So far, the commissioner has not sent out an email commemorating anniversaries of Philadelphia police officers killed in the line of duty. Nor do I expect to ever see one. For the record, the meat of the email is pasted below.
Today marks one-year since George Floyd’s death and I encourage you to take this time to think about the many changes that have occurred in society and law enforcement. For some of us, George Floyd’s death on May 25, 2020 seems like a long time ago, but for some, this still feels near.
Maybe to his family and those in Minneapolis, but how does this effect anyone in Philadelphia?

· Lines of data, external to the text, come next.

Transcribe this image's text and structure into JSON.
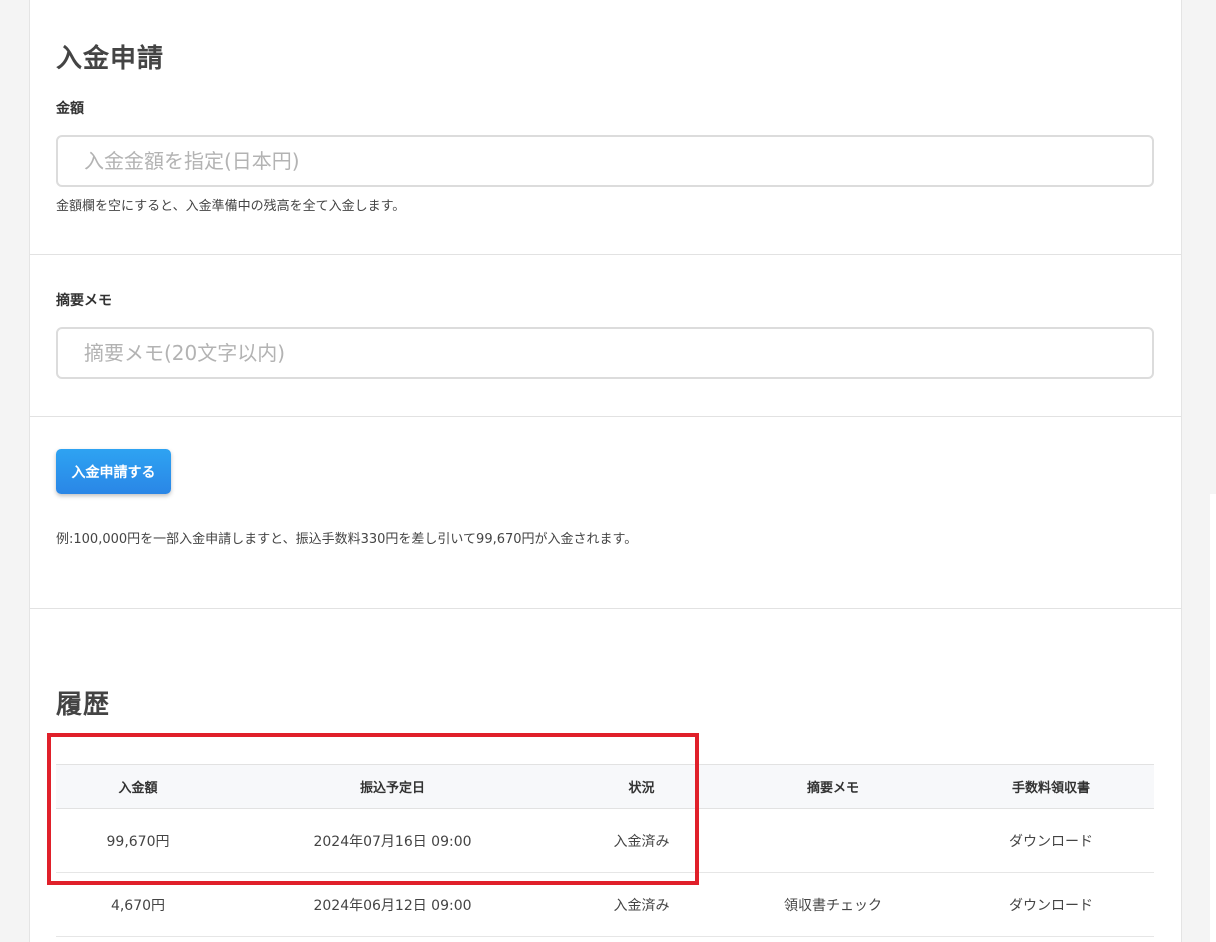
{
  "deposit_form": {
    "title": "入金申請",
    "amount": {
      "label": "金額",
      "placeholder": "入金金額を指定(日本円)",
      "value": "",
      "help": "金額欄を空にすると、入金準備中の残高を全て入金します。"
    },
    "memo": {
      "label": "摘要メモ",
      "placeholder": "摘要メモ(20文字以内)",
      "value": ""
    },
    "submit_label": "入金申請する",
    "example_note": "例:100,000円を一部入金申請しますと、振込手数料330円を差し引いて99,670円が入金されます。"
  },
  "history": {
    "title": "履歴",
    "columns": [
      "入金額",
      "振込予定日",
      "状況",
      "摘要メモ",
      "手数料領収書"
    ],
    "rows": [
      {
        "amount": "99,670円",
        "date": "2024年07月16日 09:00",
        "status": "入金済み",
        "memo": "",
        "receipt": "ダウンロード"
      },
      {
        "amount": "4,670円",
        "date": "2024年06月12日 09:00",
        "status": "入金済み",
        "memo": "領収書チェック",
        "receipt": "ダウンロード"
      }
    ]
  },
  "colors": {
    "primary_button": "#2a8fea",
    "highlight_border": "#e0202a",
    "page_background": "#f4f4f4",
    "card_background": "#ffffff"
  }
}
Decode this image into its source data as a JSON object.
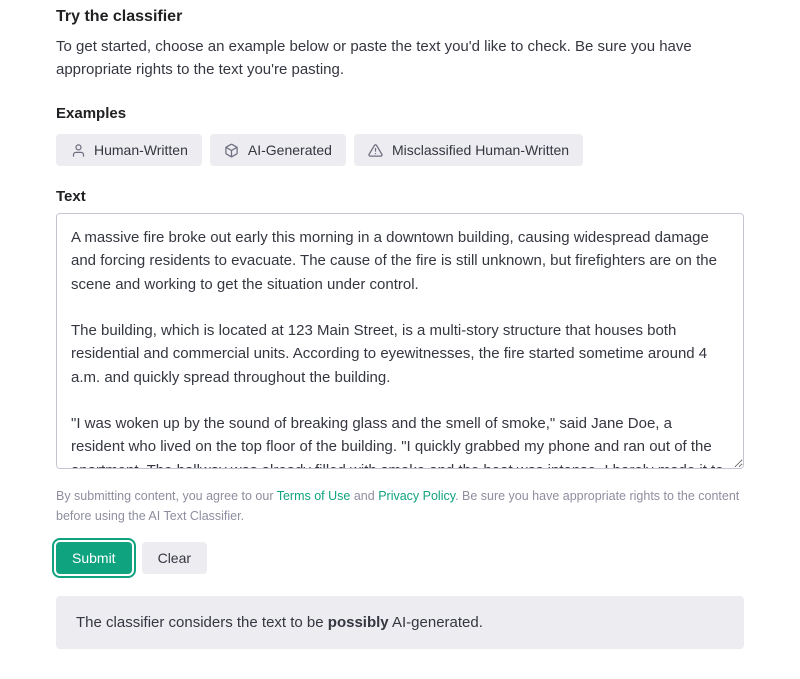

As police officers, we witnessed the tension, angst, and unrest that many members of our communities experienced as a result of George Floyd’s death.
Yes we did, and while the city was burning, the commissioner was hiding in her office.
While I obviously don’t condone the violent or destructive behavior that came out of the unrest, the outcries against state-sanctioned brutality and systemic injustice should not be ignored. They are very real.
The commissioner doesn’t condone the violent behavior; she just ordered officers to stand down while the thugs were setting fire to the city.
As law enforcement officers, our actions represent the government – and as an arm of the government, it is our duty to uphold the law and be impartial in its application. When we behave in a just and balanced way, our communities perceive that the government is fair and trustworthy…
I assume the commissioner’s idea of upholding the law is supporting the Soros-appointed DA’s decision to not charge anyone – ANYONE – who participated in last summer’s riots.
Danielle M. Outlaw
We all anxiously await another email celebrating the anniversary of Breonna Taylor’s death.